The biggest achievement that would cement Brown’s place in history was armour-plating for warships. The British Government were particularly worried about one French ship, La Gloire, which used hammered plate armour about four inches thick. Having only inspected the ship from a distance, Brown realised that it would be possible to use rolled steel as armour instead. Without having to expend the effort of keeping the steel to a thickness where it could be hammered, it allowed the steel to be thicker and offer more protection to the timber vessels. After meetings with Sheffield’s mayor and a Lord of the Admiralty, Brown proved that the rolled steel sheeting could be made up to a foot thick and around twenty feet long.

There are few people who appear to have been so connected with the development of steel and industry at so many different levels

Sir John Brown, 1862
Sir John Brown, 1862

By the time Mr Brown turned 40, his massive site employed a skilled workforce of over 4,000, creating everything from armour plating to his famous railway hardware, as well as supplying iron to several other firms involved in steel fabrication. He also helped to develop the Bessemer process that further brought the manufacture of steel railway track to Sheffield.

Brown’s contributions permeated everything from local industry to national infrastructure to internationally recognised scientific development. He served as mayor of Sheffield for a couple of years in the 1860’s, following which he was made Master Cutler and then Knighted in 1867.

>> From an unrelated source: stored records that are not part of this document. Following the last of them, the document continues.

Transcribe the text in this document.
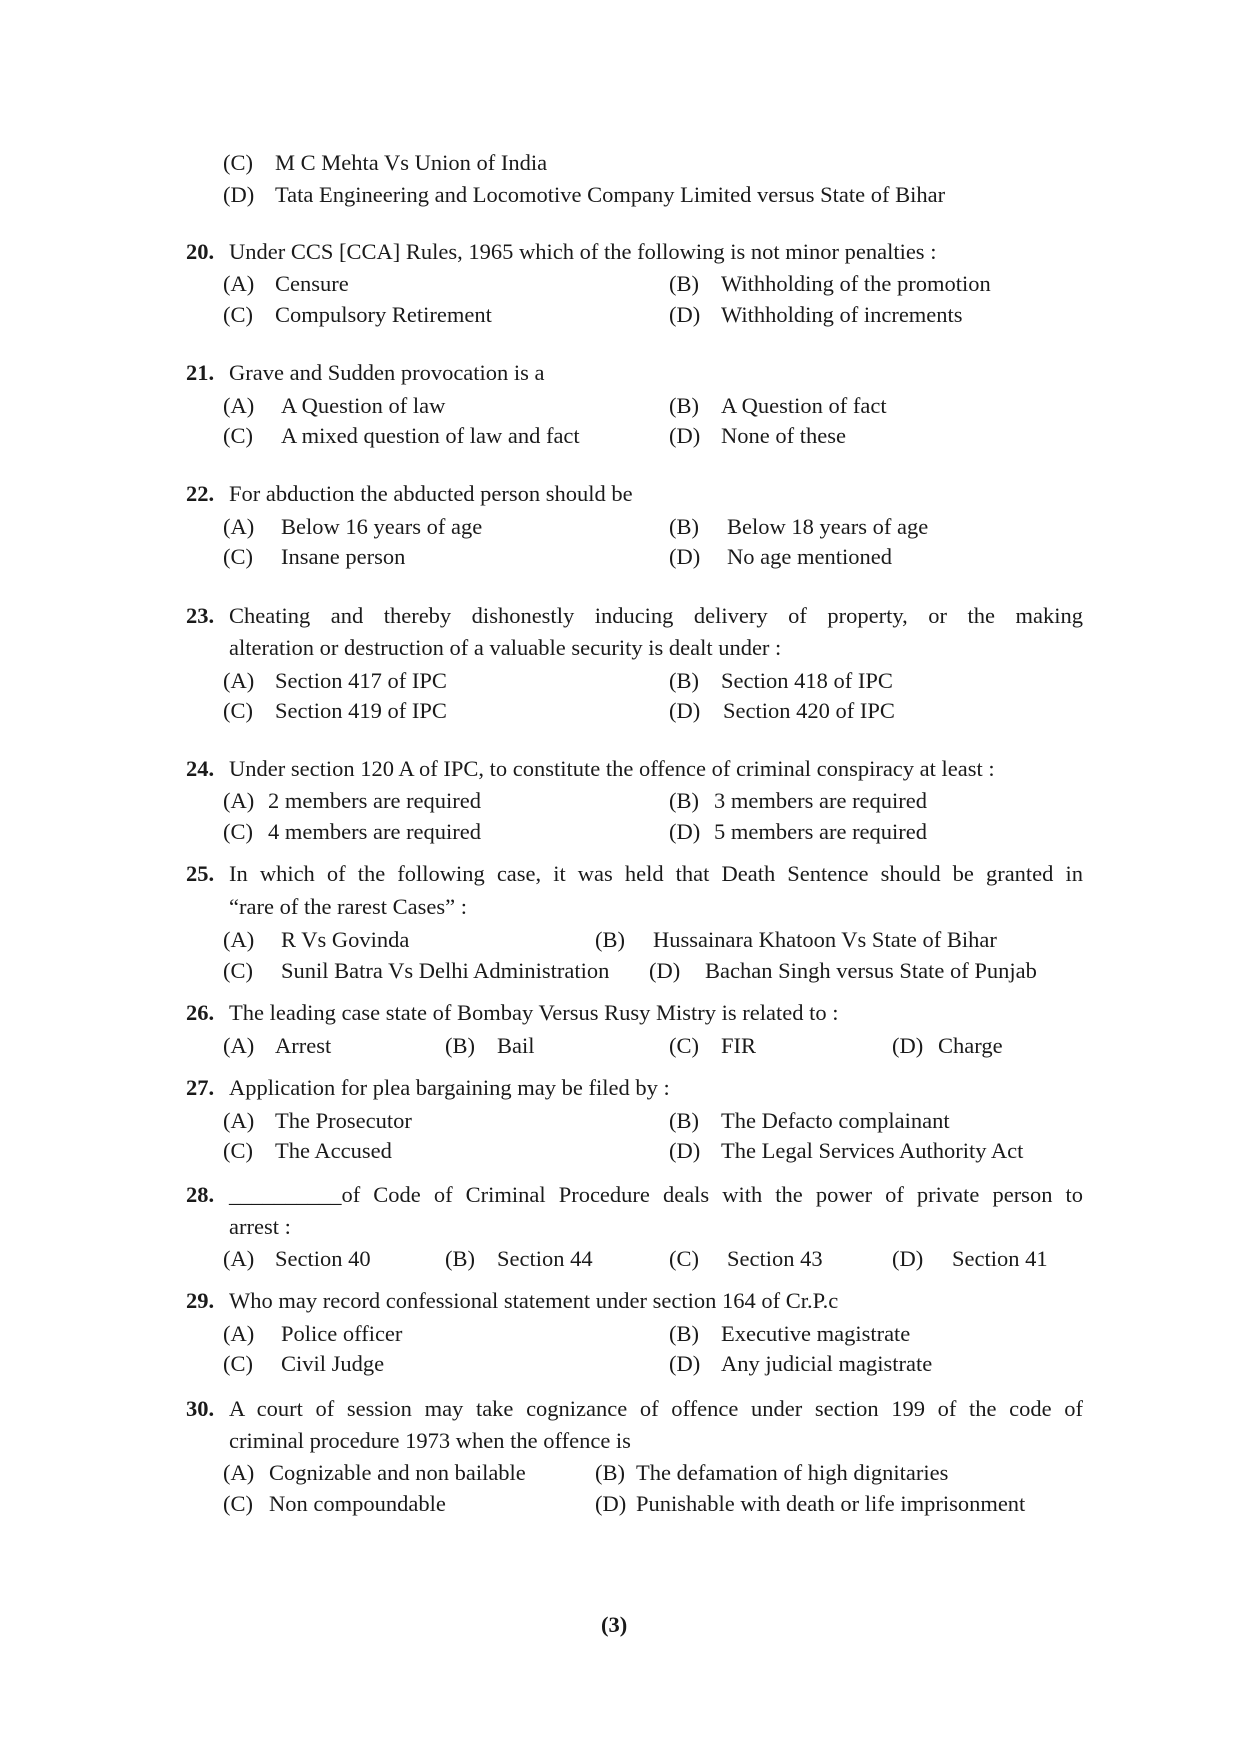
(C) M C Mehta Vs Union of India
(D) Tata Engineering and Locomotive Company Limited versus State of Bihar
20. Under CCS [CCA] Rules, 1965 which of the following is not minor penalties :
(A) Censure	(B) Withholding of the promotion
(C) Compulsory Retirement	(D) Withholding of increments
21. Grave and Sudden provocation is a
(A) A Question of law	(B) A Question of fact
(C) A mixed question of law and fact	(D) None of these
22. For abduction the abducted person should be
(A) Below 16 years of age	(B) Below 18 years of age
(C) Insane person	(D) No age mentioned
23. Cheating and thereby dishonestly inducing delivery of property, or the making
alteration or destruction of a valuable security is dealt under :
(A) Section 417 of IPC	(B) Section 418 of IPC
(C) Section 419 of IPC	(D) Section 420 of IPC
24. Under section 120 A of IPC, to constitute the offence of criminal conspiracy at least :
(A) 2 members are required	(B) 3 members are required
(C) 4 members are required	(D) 5 members are required
25. In which of the following case, it was held that Death Sentence should be granted in
“rare of the rarest Cases” :
(A) R Vs Govinda	(B) Hussainara Khatoon Vs State of Bihar
(C) Sunil Batra Vs Delhi Administration (D) Bachan Singh versus State of Punjab
26. The leading case state of Bombay Versus Rusy Mistry is related to :
(A) Arrest	(B) Bail	(C) FIR	(D) Charge
27. Application for plea bargaining may be filed by :
(A) The Prosecutor	(B) The Defacto complainant
(C) The Accused	(D) The Legal Services Authority Act
28. __________of Code of Criminal Procedure deals with the power of private person to
arrest :
(A) Section 40	(B) Section 44	(C) Section 43	(D) Section 41
29. Who may record confessional statement under section 164 of Cr.P.c
(A) Police officer	(B) Executive magistrate
(C) Civil Judge	(D) Any judicial magistrate
30. A court of session may take cognizance of offence under section 199 of the code of
criminal procedure 1973 when the offence is
(A) Cognizable and non bailable	(B) The defamation of high dignitaries
(C) Non compoundable	(D) Punishable with death or life imprisonment
(3)
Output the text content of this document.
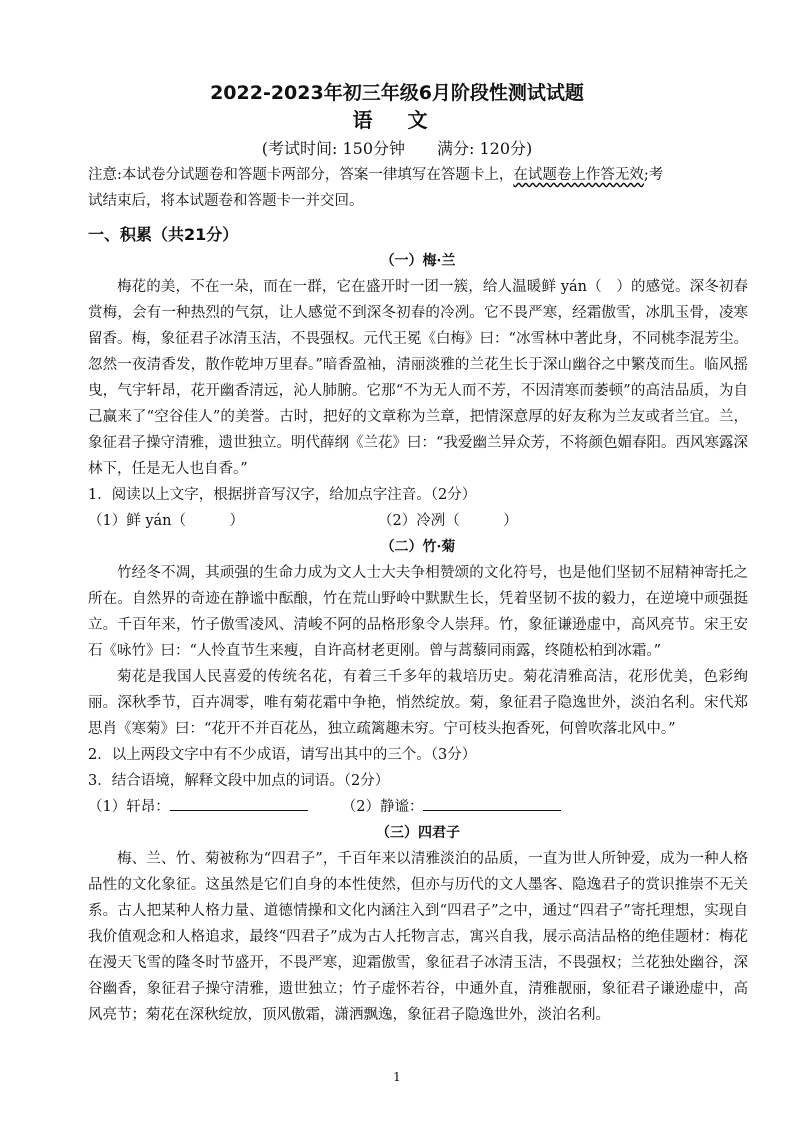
2022-2023年初三年级6月阶段性测试试题
语 文
(考试时间: 150分钟　　满分: 120分)

注意:本试卷分试题卷和答题卡两部分，答案一律填写在答题卡上，在试题卷上作答无效;考

试结束后，将本试题卷和答题卡一并交回。

一、积累（共21分）

（一）梅·兰

梅花的美，不在一朵，而在一群，它在盛开时一团一簇，给人温暖鲜 yán（　）的感觉。深冬初春赏梅，会有一种热烈的气氛，让人感觉不到深冬初春的冷冽。它不畏严寒，经霜傲雪，冰肌玉骨，凌寒留香。梅，象征君子冰清玉洁，不畏强权。元代王冕《白梅》曰：“冰雪林中著此身，不同桃李混芳尘。忽然一夜清香发，散作乾坤万里春。”暗香盈袖，清丽淡雅的兰花生长于深山幽谷之中繁茂而生。临风摇曳，气宇轩昂，花开幽香清远，沁人肺腑。它那“不为无人而不芳，不因清寒而萎顿”的高洁品质，为自己赢来了“空谷佳人”的美誉。古时，把好的文章称为兰章，把情深意厚的好友称为兰友或者兰宜。兰，象征君子操守清雅，遗世独立。明代薛纲《兰花》曰：“我爱幽兰异众芳，不将颜色媚春阳。西风寒露深林下，任是无人也自香。”

1．阅读以上文字，根据拼音写汉字，给加点字注音。（2分）

（1）鲜 yán（　　　）	（2）冷冽（　　　）

（二）竹·菊

竹经冬不凋，其顽强的生命力成为文人士大夫争相赞颂的文化符号，也是他们坚韧不屈精神寄托之所在。自然界的奇迹在静谧中酝酿，竹在荒山野岭中默默生长，凭着坚韧不拔的毅力，在逆境中顽强挺立。千百年来，竹子傲雪凌风、清峻不阿的品格形象令人崇拜。竹，象征谦逊虚中，高风亮节。宋王安石《咏竹》曰：“人怜直节生来瘦，自许高材老更刚。曾与蒿藜同雨露，终随松柏到冰霜。”

菊花是我国人民喜爱的传统名花，有着三千多年的栽培历史。菊花清雅高洁，花形优美，色彩绚丽。深秋季节，百卉凋零，唯有菊花霜中争艳，悄然绽放。菊，象征君子隐逸世外，淡泊名利。宋代郑思肖《寒菊》曰：“花开不并百花丛，独立疏篱趣未穷。宁可枝头抱香死，何曾吹落北风中。”

2．以上两段文字中有不少成语，请写出其中的三个。（3分）

3．结合语境，解释文段中加点的词语。（2分）

（1）轩昂：	（2）静谧：

（三）四君子

梅、兰、竹、菊被称为“四君子”，千百年来以清雅淡泊的品质，一直为世人所钟爱，成为一种人格品性的文化象征。这虽然是它们自身的本性使然，但亦与历代的文人墨客、隐逸君子的赏识推崇不无关系。古人把某种人格力量、道德情操和文化内涵注入到“四君子”之中，通过“四君子”寄托理想，实现自我价值观念和人格追求，最终“四君子”成为古人托物言志，寓兴自我，展示高洁品格的绝佳题材：梅花在漫天飞雪的隆冬时节盛开，不畏严寒，迎霜傲雪，象征君子冰清玉洁，不畏强权；兰花独处幽谷，深谷幽香，象征君子操守清雅，遗世独立；竹子虚怀若谷，中通外直，清雅靓丽，象征君子谦逊虚中，高风亮节；菊花在深秋绽放，顶风傲霜，潇洒飘逸，象征君子隐逸世外，淡泊名利。

1
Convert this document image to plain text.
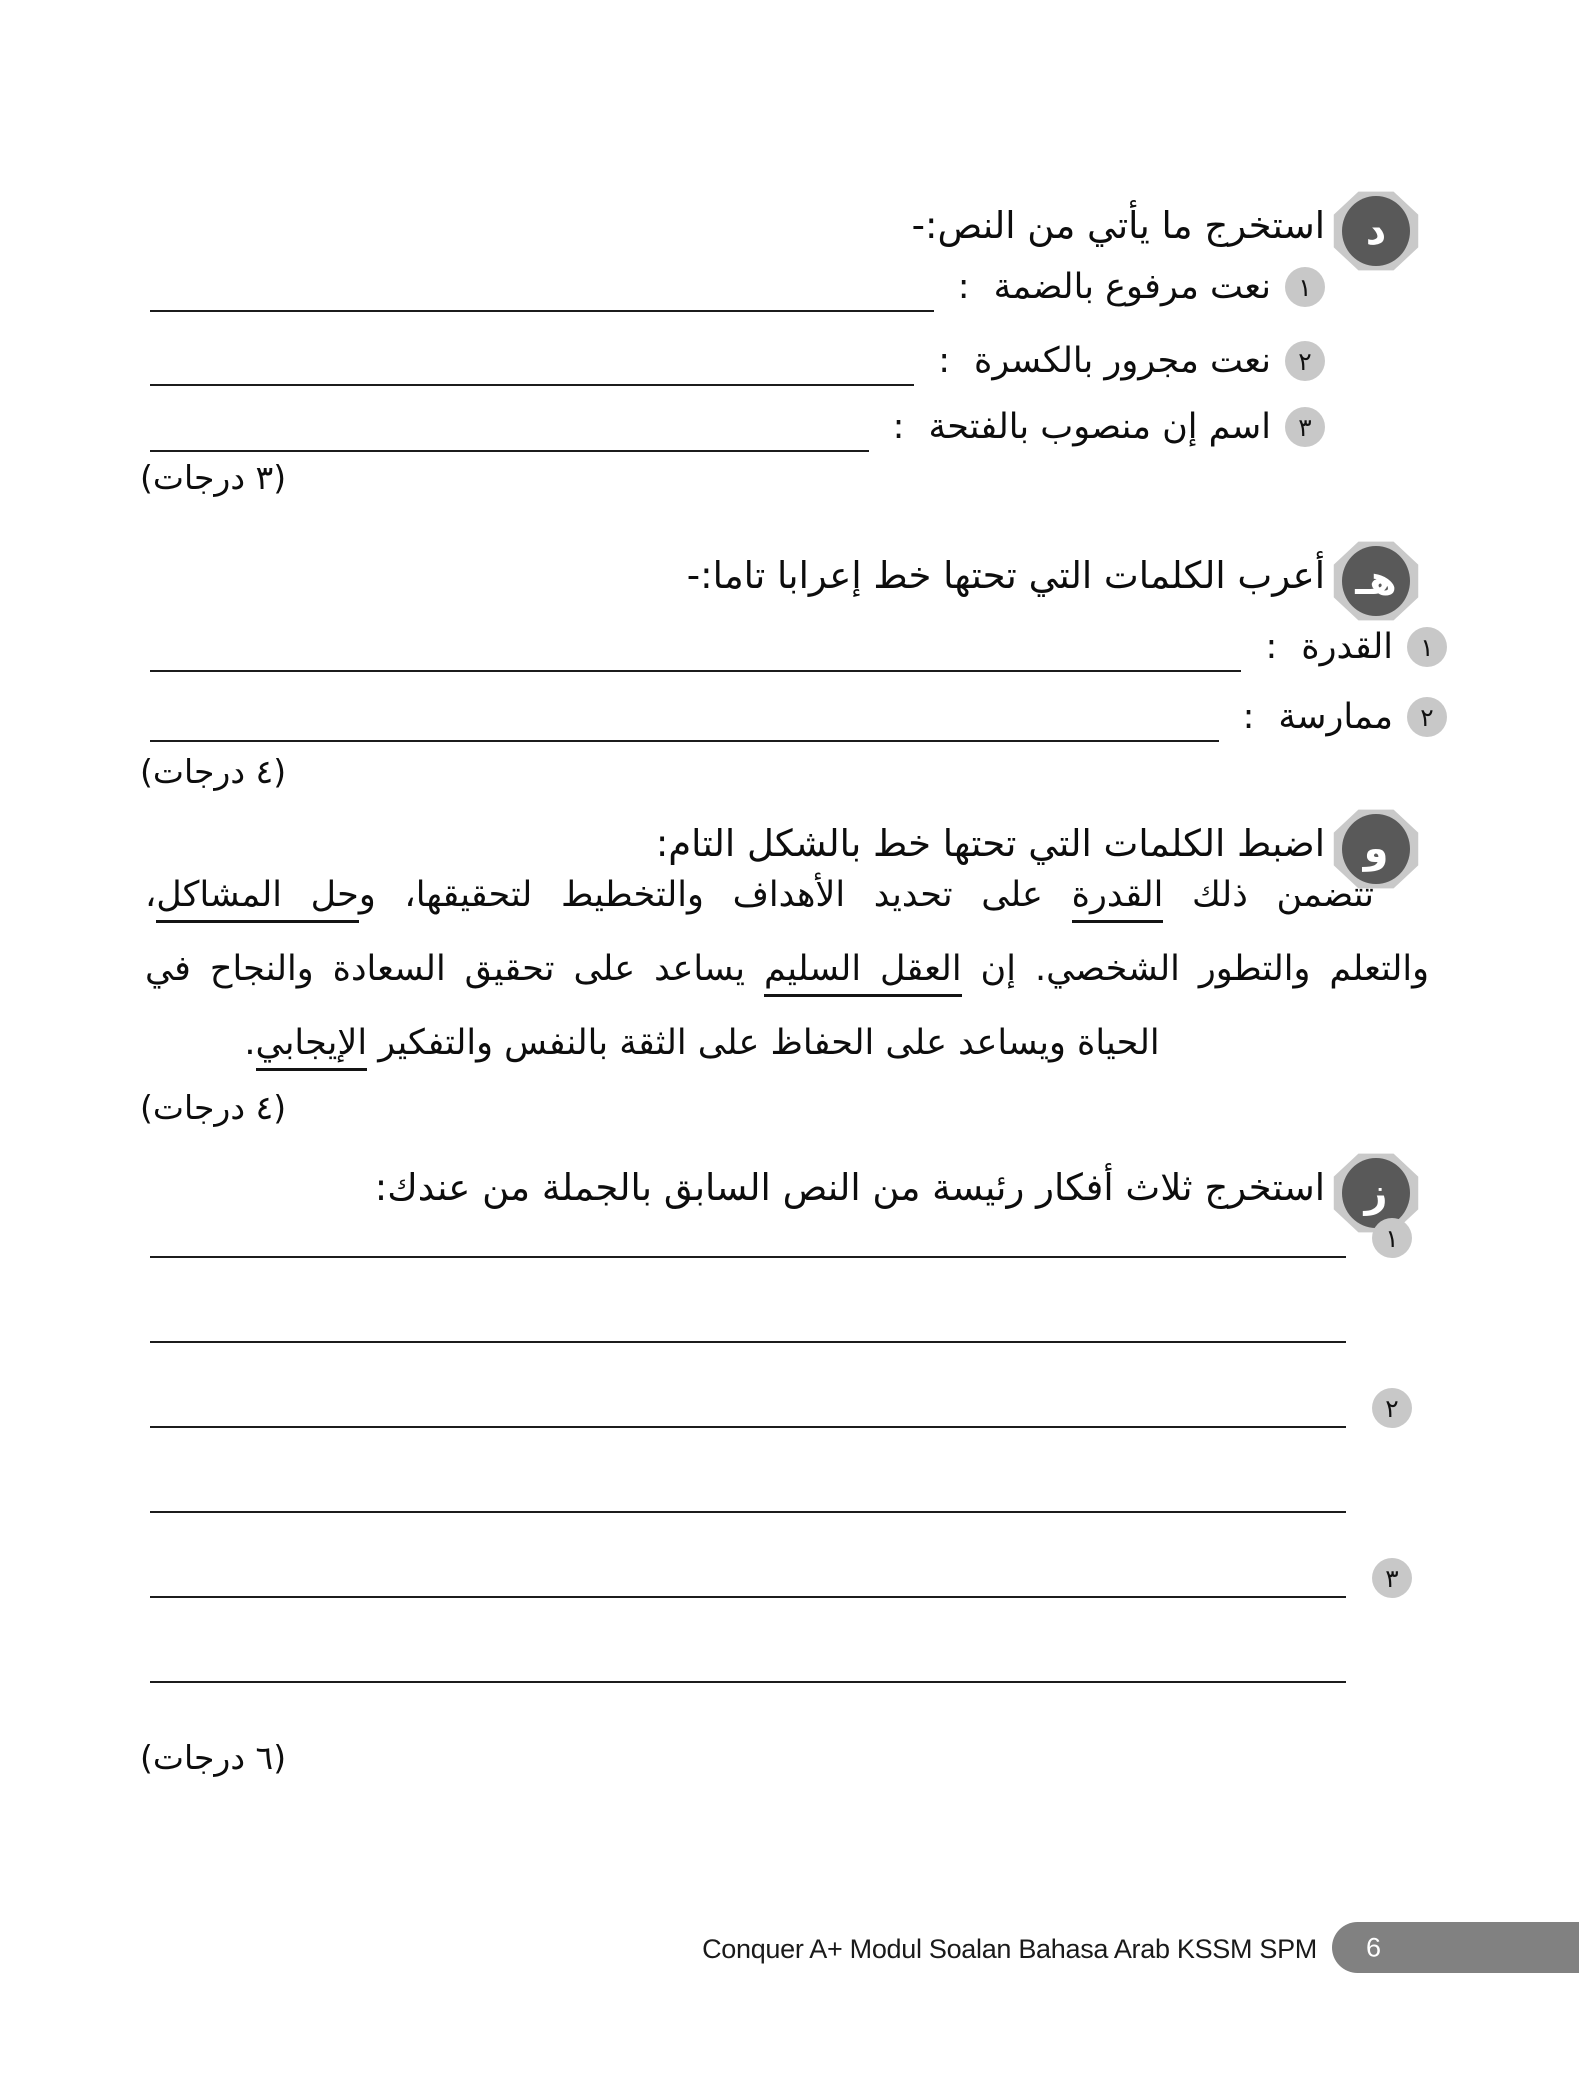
د
استخرج ما يأتي من النص:-
١
نعت مرفوع بالضمة
:
٢
نعت مجرور بالكسرة
:
٣
اسم إن منصوب بالفتحة
:
(٣ درجات)
هـ
أعرب الكلمات التي تحتها خط إعرابا تاما:-
١
القدرة
:
٢
ممارسة
:
(٤ درجات)
و
اضبط الكلمات التي تحتها خط بالشكل التام:
تتضمن ذلك القدرة على تحديد الأهداف والتخطيط لتحقيقها، وحل المشاكل،
والتعلم والتطور الشخصي. إن العقل السليم يساعد على تحقيق السعادة والنجاح في
الحياة ويساعد على الحفاظ على الثقة بالنفس والتفكير الإيجابي.
(٤ درجات)
ز
استخرج ثلاث أفكار رئيسة من النص السابق بالجملة من عندك:
١
٢
٣
(٦ درجات)
Conquer A+ Modul Soalan Bahasa Arab KSSM SPM 6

There are few people who appear to have been so connected with the development of steel and industry at so many different levels at this time; in so many different ways, Yorkshire and Britain as a whole has to say ‘Thank you’ to Sir John Brown for being so influential and using his talents to not only create a successful business, but support industry in such a big way. Today marks what would’ve been Sir John’s 200th birthday, and we’re proud to continue in his tradition and support the science and industries he helped to create.